Two pointers can be compared with using the comparison function objects less, greater etc. Otherwise, using blanket operator< etc, this is only possible if the pointers point to elements of the same array object or one past the end. Otherwise, results are unspecified.

20.3.3/8 in C++03

For templates greater, less, greater_equal, and less_equal, the specializations for any pointer type yield a total order, even if the built-in operators <, >, <=, >= do not.

No need to explicitly specialize and manually casting to size_t: That would lower the portability even, since the mapping of reinterpret_cast from pointers to integers is implementation defined and is not required to yield any order.

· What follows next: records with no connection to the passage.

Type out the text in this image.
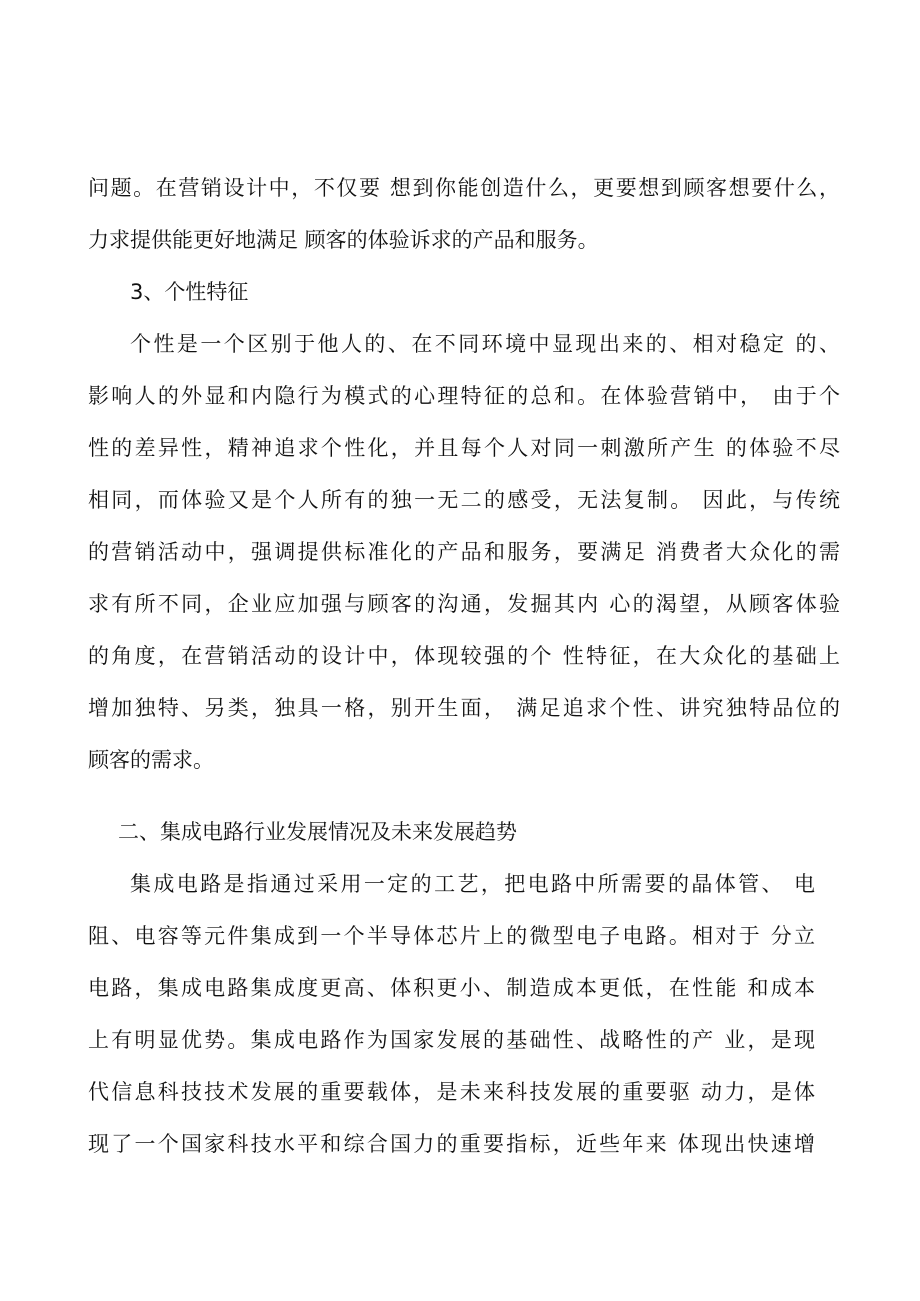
问题。在营销设计中，不仅要 想到你能创造什么，更要想到顾客想要什么，
力求提供能更好地满足 顾客的体验诉求的产品和服务。
3、个性特征
个性是一个区别于他人的、在不同环境中显现出来的、相对稳定 的、
影响人的外显和内隐行为模式的心理特征的总和。在体验营销中， 由于个
性的差异性，精神追求个性化，并且每个人对同一刺激所产生 的体验不尽
相同，而体验又是个人所有的独一无二的感受，无法复制。 因此，与传统
的营销活动中，强调提供标准化的产品和服务，要满足 消费者大众化的需
求有所不同，企业应加强与顾客的沟通，发掘其内 心的渴望，从顾客体验
的角度，在营销活动的设计中，体现较强的个 性特征，在大众化的基础上
增加独特、另类，独具一格，别开生面， 满足追求个性、讲究独特品位的
顾客的需求。
二、集成电路行业发展情况及未来发展趋势
集成电路是指通过采用一定的工艺，把电路中所需要的晶体管、 电
阻、电容等元件集成到一个半导体芯片上的微型电子电路。相对于 分立
电路，集成电路集成度更高、体积更小、制造成本更低，在性能 和成本
上有明显优势。集成电路作为国家发展的基础性、战略性的产 业，是现
代信息科技技术发展的重要载体，是未来科技发展的重要驱 动力，是体
现了一个国家科技水平和综合国力的重要指标，近些年来 体现出快速增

Edit: For a more detailed answer, see this one.

Solution 2:

No, it's not available. The standard says that pointers are only comparable with the built-in operators when they point to the same array or other memory block. That is, the block needs to have been allocated all at once, as opposed to two separate allocations that might happen to be adjacent to each other.

This is OK:

int x[2];
bool b = &x[0] < &x[1];

This is undefined:

int x0;
int x1;
bool b = &x0 < &x1;

This is OK:

struct foo {
  int x0;
  int x1;
};
foo f;
bool b = &f.x0 < &f.x1;

Both values are members of the same struct, so they belong to the same block of memory (namely, f's).

Practically speaking, though, there's nothing wrong with your custom-defined comparison.

However, your custom specialization is unnecessary, since the std::less template is defined for pointers, evidently. So this is OK:

int x0;
int x1;
std::less<int*> compare;
bool b = compare(&x0, &x1);

There's still no indication of what the result must be, but you're at least promised to have some result, as opposed to undefined behavior. You get a total order, but you don't know what order until you run it.